Getting around Hakone is half the adventure. The Hakone Tozan Railway, Japan's oldest mountain railway, began operations in 1919 after engineer Mitsugu Handa traveled to Switzerland to study the Bernina Railway's switchback techniques. The resulting 8.9-kilometer line employs three switchbacks to negotiate gradients as steep as 8 percent, among the steepest for a conventional railway anywhere in the world. At each switchback, the driver and conductor swap ends of the train. From the railway's terminus at Gora, a cable car funicular climbs to Sounzan, where the Hakone Ropeway gondola carries passengers over the steaming Owakudani valley and down to Lake Ashi. There, cartoonishly decorated 'pirate ships' carrying up to 500 passengers each make 30-minute crossings, with Mount Fuji filling the horizon on clear days. The whole chain of transport, from Tokyo to lake and back, can be ridden on a single Hakone Free Pass.
Hakone Shrine has stood in these mountains since 757 CE, its vermillion torii gate rising from the waters of Lake Ashi, one of the most photographed scenes in Japan. The current lakeside torii was erected in 1952, but the shrine itself has drawn shoguns, samurai, and pilgrims for over twelve centuries. Minamoto no Yoritomo prayed here during the Genpei War after his defeat at the nearby Battle of Ishibashiyama. In the modern era, Hakone has gained an entirely different kind of pilgrimage. The town serves as the setting for Neon Genesis Evangelion, reimagined in the anime as 'Tokyo-3,' and in 2017 the Anime Tourism Association designated Hakone as one of Japan's 88 official anime pilgrimage sites. The local craft tradition of Yosegi, an intricate form of marquetry using naturally colored woods to create geometric patterns, predates the anime fans by centuries but shares the same spirit of meticulous, almost obsessive craftsmanship.

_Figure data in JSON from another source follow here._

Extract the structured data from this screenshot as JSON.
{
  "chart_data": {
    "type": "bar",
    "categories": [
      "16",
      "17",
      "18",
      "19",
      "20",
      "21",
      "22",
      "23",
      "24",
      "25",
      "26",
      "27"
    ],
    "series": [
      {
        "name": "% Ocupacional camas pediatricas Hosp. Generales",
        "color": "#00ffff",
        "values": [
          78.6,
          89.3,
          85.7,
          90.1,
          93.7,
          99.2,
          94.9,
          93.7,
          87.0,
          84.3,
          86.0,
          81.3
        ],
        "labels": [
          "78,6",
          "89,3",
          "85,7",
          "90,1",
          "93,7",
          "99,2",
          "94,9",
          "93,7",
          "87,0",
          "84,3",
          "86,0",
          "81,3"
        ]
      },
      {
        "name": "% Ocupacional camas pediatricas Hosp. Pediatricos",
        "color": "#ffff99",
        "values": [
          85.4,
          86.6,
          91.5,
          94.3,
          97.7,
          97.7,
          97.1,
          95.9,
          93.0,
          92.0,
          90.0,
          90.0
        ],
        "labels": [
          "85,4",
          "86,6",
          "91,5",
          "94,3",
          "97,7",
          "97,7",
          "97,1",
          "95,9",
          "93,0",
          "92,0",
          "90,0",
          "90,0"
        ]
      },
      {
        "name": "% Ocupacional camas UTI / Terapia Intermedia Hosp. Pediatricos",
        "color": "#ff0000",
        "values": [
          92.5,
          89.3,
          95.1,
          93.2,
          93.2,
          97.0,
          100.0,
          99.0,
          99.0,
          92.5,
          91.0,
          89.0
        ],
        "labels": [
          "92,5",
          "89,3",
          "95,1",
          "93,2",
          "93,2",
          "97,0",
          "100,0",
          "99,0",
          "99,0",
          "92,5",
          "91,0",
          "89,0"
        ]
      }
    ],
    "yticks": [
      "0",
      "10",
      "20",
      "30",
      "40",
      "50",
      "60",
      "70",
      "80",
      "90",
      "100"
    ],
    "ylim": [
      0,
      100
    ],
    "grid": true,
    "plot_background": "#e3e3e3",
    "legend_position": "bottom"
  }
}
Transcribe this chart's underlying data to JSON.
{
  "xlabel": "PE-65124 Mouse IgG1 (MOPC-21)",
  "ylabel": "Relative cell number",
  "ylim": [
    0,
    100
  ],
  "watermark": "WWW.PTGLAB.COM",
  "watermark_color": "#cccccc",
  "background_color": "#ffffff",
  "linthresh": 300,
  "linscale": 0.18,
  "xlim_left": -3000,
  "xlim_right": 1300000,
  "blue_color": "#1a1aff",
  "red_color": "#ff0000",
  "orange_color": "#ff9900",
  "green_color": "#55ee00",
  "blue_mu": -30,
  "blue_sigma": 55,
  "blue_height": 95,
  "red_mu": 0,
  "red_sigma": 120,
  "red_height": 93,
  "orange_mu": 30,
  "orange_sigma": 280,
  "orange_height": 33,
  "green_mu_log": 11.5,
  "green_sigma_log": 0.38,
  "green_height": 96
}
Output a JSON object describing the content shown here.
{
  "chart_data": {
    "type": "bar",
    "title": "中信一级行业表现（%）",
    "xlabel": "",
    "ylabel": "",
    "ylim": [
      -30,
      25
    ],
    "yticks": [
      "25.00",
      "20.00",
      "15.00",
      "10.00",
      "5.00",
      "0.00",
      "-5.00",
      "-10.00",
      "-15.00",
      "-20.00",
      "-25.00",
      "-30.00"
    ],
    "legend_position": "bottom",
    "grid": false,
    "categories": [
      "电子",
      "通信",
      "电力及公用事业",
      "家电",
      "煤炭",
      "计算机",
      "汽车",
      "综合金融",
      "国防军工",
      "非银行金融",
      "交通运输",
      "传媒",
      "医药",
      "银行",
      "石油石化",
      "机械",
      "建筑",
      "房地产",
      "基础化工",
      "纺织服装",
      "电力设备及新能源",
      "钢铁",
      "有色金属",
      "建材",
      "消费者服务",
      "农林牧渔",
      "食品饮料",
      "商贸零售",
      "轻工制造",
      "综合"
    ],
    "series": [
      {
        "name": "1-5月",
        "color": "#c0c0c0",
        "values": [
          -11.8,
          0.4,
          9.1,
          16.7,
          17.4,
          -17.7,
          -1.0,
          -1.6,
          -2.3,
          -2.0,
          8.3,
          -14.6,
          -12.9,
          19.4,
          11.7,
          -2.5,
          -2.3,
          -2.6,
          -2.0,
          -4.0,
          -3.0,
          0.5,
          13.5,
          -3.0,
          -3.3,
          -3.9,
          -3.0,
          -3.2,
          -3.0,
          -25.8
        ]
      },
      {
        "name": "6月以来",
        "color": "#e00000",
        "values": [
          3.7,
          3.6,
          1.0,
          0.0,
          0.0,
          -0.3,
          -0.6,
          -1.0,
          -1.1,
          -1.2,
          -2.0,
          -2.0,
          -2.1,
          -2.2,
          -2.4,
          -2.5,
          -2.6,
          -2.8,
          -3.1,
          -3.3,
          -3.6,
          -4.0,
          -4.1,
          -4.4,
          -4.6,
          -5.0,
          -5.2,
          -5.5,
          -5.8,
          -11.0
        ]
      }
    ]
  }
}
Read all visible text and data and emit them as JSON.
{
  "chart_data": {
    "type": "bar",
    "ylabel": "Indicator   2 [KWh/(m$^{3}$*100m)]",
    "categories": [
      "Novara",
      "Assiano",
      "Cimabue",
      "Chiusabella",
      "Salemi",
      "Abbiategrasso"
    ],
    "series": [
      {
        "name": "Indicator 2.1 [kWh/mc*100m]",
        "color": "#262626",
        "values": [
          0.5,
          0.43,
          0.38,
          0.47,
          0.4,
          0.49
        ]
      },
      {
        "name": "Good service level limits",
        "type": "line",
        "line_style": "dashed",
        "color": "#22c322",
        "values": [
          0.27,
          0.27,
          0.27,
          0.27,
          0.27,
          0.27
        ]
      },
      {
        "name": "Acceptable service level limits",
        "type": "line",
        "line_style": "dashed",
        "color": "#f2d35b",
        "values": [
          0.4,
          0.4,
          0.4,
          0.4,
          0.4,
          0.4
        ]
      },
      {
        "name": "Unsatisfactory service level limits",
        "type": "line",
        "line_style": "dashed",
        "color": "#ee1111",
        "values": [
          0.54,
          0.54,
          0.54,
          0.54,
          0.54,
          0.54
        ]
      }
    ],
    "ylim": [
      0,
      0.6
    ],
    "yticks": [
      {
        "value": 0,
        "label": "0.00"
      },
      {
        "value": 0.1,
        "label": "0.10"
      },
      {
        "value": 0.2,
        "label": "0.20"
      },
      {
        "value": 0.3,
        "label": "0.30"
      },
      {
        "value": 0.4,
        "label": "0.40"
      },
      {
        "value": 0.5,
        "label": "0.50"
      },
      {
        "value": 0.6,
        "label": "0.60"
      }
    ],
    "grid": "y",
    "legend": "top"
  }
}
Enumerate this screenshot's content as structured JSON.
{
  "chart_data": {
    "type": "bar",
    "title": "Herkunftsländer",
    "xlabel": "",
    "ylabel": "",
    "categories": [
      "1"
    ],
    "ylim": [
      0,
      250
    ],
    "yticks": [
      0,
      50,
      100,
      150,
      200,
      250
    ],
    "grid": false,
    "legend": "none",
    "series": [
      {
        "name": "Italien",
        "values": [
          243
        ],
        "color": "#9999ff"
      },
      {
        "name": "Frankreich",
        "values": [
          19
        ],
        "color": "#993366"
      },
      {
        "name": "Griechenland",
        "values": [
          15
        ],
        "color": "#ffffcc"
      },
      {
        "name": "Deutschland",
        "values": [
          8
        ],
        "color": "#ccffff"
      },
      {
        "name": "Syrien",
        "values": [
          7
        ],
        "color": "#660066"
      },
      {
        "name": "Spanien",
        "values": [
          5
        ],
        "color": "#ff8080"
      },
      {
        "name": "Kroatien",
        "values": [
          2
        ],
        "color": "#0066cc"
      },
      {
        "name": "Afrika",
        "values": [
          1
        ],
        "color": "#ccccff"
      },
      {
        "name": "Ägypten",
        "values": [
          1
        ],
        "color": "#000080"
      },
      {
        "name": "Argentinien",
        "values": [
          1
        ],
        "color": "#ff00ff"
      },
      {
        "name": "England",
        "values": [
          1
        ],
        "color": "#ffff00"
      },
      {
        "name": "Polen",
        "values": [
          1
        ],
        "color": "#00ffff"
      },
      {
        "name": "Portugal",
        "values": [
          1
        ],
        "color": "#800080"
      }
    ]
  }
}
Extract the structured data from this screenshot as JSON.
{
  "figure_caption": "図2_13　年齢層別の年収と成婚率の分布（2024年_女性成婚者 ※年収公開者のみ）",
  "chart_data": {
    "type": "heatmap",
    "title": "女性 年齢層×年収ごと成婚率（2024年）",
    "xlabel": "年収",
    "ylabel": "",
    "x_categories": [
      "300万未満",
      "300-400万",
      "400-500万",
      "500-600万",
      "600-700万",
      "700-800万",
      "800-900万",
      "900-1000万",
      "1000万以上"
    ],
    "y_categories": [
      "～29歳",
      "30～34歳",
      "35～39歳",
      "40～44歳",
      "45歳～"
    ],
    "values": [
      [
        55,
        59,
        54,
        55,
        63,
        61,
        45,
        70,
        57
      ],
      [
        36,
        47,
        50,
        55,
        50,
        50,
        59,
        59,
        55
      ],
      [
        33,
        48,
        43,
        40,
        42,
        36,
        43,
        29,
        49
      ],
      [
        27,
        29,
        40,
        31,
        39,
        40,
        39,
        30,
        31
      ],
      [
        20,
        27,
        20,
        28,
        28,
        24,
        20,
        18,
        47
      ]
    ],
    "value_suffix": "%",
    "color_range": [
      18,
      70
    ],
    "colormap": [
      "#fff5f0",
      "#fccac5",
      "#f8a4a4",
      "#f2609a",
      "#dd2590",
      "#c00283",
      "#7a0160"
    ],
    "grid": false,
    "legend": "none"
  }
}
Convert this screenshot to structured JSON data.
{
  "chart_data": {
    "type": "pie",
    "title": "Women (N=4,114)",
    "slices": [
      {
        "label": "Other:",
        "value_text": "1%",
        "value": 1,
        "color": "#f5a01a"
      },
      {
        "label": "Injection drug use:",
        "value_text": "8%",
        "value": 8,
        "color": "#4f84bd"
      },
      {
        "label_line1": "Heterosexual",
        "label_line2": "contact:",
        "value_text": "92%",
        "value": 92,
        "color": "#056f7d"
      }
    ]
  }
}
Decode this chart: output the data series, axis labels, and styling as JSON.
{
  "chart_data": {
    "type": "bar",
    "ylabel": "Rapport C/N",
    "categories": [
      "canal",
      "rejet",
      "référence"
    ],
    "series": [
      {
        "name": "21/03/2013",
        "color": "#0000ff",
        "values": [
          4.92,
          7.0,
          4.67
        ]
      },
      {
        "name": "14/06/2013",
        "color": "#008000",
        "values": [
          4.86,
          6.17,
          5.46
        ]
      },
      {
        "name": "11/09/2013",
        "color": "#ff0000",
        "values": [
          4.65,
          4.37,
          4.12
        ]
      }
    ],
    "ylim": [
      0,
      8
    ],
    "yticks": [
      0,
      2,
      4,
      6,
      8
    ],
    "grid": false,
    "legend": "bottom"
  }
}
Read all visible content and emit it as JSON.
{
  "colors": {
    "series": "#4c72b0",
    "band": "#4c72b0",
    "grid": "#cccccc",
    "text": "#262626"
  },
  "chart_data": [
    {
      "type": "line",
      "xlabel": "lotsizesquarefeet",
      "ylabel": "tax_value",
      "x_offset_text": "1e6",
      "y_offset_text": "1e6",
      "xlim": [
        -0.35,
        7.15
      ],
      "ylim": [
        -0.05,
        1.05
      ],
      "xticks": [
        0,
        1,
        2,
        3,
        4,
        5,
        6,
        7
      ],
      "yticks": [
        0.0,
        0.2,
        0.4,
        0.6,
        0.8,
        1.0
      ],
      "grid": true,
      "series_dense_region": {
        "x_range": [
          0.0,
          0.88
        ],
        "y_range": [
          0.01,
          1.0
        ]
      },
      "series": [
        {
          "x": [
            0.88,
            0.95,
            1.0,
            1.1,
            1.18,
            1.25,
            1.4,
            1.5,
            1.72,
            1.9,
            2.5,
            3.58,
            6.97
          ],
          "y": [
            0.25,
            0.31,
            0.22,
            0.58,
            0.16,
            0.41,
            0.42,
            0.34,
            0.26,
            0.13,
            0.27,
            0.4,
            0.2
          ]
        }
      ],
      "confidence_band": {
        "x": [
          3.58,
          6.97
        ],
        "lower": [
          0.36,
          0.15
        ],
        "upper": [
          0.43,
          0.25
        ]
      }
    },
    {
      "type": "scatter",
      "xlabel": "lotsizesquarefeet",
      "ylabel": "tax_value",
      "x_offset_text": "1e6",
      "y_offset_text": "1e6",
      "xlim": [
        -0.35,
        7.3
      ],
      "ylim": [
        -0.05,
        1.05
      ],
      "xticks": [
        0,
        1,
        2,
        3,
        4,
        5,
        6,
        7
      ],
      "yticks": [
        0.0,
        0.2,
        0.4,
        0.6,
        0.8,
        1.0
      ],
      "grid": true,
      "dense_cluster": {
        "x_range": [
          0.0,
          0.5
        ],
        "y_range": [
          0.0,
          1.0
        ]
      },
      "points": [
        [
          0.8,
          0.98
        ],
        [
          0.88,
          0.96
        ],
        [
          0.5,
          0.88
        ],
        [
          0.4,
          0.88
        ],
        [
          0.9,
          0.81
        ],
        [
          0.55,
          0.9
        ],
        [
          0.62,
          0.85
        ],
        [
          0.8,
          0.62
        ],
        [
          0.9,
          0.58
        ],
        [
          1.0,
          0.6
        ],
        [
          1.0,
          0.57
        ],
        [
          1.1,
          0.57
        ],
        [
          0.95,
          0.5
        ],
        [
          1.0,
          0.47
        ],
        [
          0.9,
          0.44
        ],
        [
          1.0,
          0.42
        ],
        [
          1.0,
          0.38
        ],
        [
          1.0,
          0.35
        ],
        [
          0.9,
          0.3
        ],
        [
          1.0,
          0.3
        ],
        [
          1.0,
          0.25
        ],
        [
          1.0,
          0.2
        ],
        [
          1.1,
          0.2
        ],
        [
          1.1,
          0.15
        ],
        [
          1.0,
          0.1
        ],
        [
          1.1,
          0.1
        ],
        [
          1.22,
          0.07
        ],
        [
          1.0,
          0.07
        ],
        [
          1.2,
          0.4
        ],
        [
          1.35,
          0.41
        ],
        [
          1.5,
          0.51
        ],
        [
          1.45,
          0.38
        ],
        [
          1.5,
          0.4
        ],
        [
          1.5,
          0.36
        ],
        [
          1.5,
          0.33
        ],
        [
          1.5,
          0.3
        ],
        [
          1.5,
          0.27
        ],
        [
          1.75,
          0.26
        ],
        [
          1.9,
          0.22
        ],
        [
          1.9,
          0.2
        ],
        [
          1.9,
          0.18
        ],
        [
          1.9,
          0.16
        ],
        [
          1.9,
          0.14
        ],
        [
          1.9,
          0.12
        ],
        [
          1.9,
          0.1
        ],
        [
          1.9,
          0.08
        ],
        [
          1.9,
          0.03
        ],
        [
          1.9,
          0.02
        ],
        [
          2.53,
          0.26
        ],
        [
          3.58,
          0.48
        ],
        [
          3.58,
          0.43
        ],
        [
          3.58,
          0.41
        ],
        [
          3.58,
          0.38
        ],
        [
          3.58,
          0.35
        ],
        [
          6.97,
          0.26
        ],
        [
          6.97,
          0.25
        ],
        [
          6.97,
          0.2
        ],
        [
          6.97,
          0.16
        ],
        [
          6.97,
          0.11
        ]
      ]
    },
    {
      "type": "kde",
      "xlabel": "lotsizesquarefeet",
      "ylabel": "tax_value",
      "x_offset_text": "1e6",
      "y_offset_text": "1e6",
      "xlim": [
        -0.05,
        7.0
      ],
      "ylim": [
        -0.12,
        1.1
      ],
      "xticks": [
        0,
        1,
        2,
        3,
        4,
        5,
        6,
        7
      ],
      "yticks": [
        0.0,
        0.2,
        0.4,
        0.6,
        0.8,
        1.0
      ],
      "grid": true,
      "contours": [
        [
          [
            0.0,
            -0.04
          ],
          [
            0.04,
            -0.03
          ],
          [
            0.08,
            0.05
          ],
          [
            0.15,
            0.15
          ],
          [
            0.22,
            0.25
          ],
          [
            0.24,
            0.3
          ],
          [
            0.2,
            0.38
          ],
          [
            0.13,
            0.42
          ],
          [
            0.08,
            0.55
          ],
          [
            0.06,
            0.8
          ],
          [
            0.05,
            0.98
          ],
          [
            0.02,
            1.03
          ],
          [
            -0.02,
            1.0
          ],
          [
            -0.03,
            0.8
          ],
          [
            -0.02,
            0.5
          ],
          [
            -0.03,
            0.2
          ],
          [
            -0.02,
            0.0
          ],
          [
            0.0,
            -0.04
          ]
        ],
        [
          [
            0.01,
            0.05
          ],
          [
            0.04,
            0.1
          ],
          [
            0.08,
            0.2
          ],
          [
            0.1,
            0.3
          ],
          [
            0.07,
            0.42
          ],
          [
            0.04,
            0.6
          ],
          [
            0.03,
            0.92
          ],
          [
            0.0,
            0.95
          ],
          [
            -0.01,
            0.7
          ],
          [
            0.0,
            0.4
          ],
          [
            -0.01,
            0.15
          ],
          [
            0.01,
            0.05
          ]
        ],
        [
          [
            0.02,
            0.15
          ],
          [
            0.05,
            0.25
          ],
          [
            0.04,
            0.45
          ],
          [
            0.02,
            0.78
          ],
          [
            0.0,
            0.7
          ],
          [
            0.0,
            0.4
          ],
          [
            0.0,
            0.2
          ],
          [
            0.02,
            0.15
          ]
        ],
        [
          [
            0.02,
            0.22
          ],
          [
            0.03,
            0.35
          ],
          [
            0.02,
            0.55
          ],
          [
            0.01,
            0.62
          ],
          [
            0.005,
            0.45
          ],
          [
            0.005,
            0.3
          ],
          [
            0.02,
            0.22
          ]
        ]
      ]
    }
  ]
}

Hakone's population peaked around 1970 and has been declining since, a common story in rural Japan. Yet the town remains one of the country's most visited destinations, its economy almost entirely driven by tourism. Mount Fuji dominates nearly every vista, reflected in the still waters of Lake Ashi on calm mornings, framed by the cedar trees surrounding Hakone Shrine. The Hakone Ekiden, that grueling two-day collegiate relay covering 217.1 kilometers from central Tokyo to the shores of Lake Ashi and back, commemorates the couriers who once ran the Tokaido road. When the final runner collapses past the finish line each January, the nation exhales. Hakone has served its ancient purpose once again: a place where journeys turn around, where travelers pause to soak in hot water and take stock before heading back to the city.
Hakone is located at 35.19N, 139.02E within the caldera of Mount Hakone in Kanagawa Prefecture, roughly 80 km southwest of Tokyo. Lake Ashi is a prominent caldera lake visible as a distinctive water feature surrounded by forested volcanic ridges. Mount Fuji dominates the western horizon. Recommended viewing altitude: 3,000-5,000 feet for caldera detail, higher for Fuji context. Nearest airports include RJTT (Tokyo Haneda, 80 km NE) and RJAA (Narita, 140 km NE). RJTO (Oshima) lies to the south. The Odawara coastal plain to the east provides good visual reference for approach.